The submarine reached the Mumbai port yesterday on a roll-on/roll-off ship, and is now back at its berth in the naval dockyard. Livefist learns that a cost-saving mechanism that included a combination of judicious life cycle downtime, logistical economies in terms of man hours, port calls and the use of machinery all translated into the savings the navy now hopes to apply across such voyages.
INS Sindhukesari reached Russia’s Severodvinsk in late 2016 after being transported on a heavy barge. India had first expressed interest in having the submarine’s life extended in September 2013 at which time it asked Russia to conduct a repair determination. Indian finally signed on in 2015 to have the submarine go through a medium refit and life certification process at a cost of ₹1197 crore.
If the navy’s savings arithmetic is accurate, it has managed to accrue in savings over 16% of its expenditure on the refit itself — no small feat, and a major gain as budgetary pressures increase with each passing year.
INS Sindhukesari is one of four Kilo-class boats selected for medium refit between Zvezdochka and its Indian partner L&T. The others are INS Sindhuraj, INS Sindhuratna and the lead ship of the class in Indian service, INS Sindhughosh. The Indian Navy has 9 Kilo-class boats left after it lost one, INS Sindhurakshak, to a massive explosion in dock in August 2013 — just a month before the navy pushed ahead with the Sindhukesari refit plan.
The Indian Navy’s submarine arm has been in a precarious situation for years now, with things only recently looking up. In December 2017, the Indian Navy commissioned the Scorpene-class INS Kalvari into service, its first conventional submarine in near two decades. The last conventional submarine to join the force was the final Kilo-class INS Sindhurashtra in 2000. Two more Scorpene-class boats — Khanderi and Karanj — are expected to join the navy this year.

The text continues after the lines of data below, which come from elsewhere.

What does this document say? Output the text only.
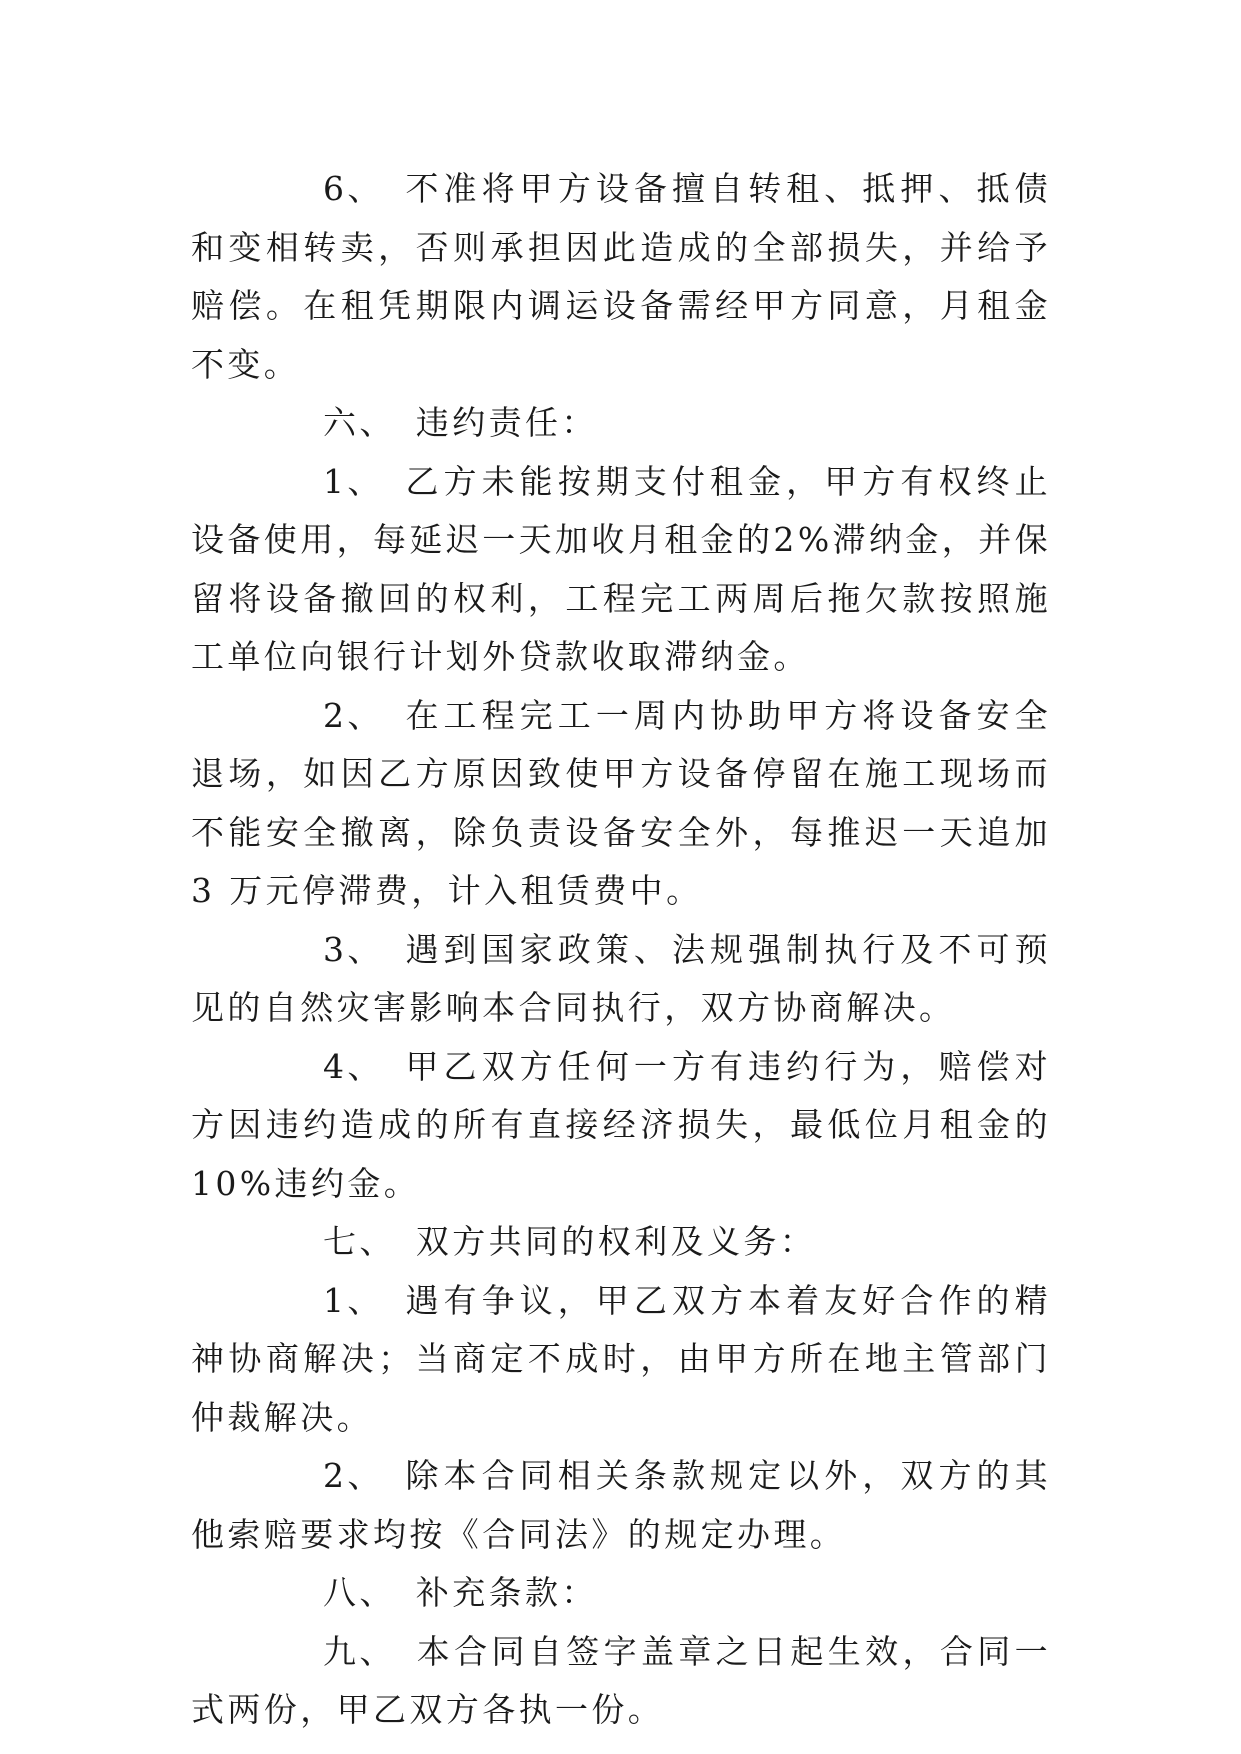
6、 不准将甲方设备擅自转租、抵押、抵债和变相转卖，否则承担因此造成的全部损失，并给予赔偿。在租凭期限内调运设备需经甲方同意，月租金不变。

六、 违约责任：

1、 乙方未能按期支付租金，甲方有权终止设备使用，每延迟一天加收月租金的2%滞纳金，并保留将设备撤回的权利，工程完工两周后拖欠款按照施工单位向银行计划外贷款收取滞纳金。

2、 在工程完工一周内协助甲方将设备安全退场，如因乙方原因致使甲方设备停留在施工现场而不能安全撤离，除负责设备安全外，每推迟一天追加 3 万元停滞费，计入租赁费中。

3、 遇到国家政策、法规强制执行及不可预见的自然灾害影响本合同执行，双方协商解决。

4、 甲乙双方任何一方有违约行为，赔偿对方因违约造成的所有直接经济损失，最低位月租金的 10%违约金。

七、 双方共同的权利及义务：

1、 遇有争议，甲乙双方本着友好合作的精神协商解决；当商定不成时，由甲方所在地主管部门仲裁解决。

2、 除本合同相关条款规定以外，双方的其他索赔要求均按《合同法》的规定办理。

八、 补充条款：

九、 本合同自签字盖章之日起生效，合同一式两份，甲乙双方各执一份。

The Indian Navy’s long delayed plans for a second Indian submarine production line recently moved a step forward with the Indian MoD providing official sanction for the Project 75-India program that seeks to build 6 competitively-chosen submarines in India under the Strategic Partnership model. Russia’s Amur 1650, am evolution forward from the Kilo-class, will compete alongside the Swedish A26, German Type 214 and an improved version of the existing Naval Group Scorpene.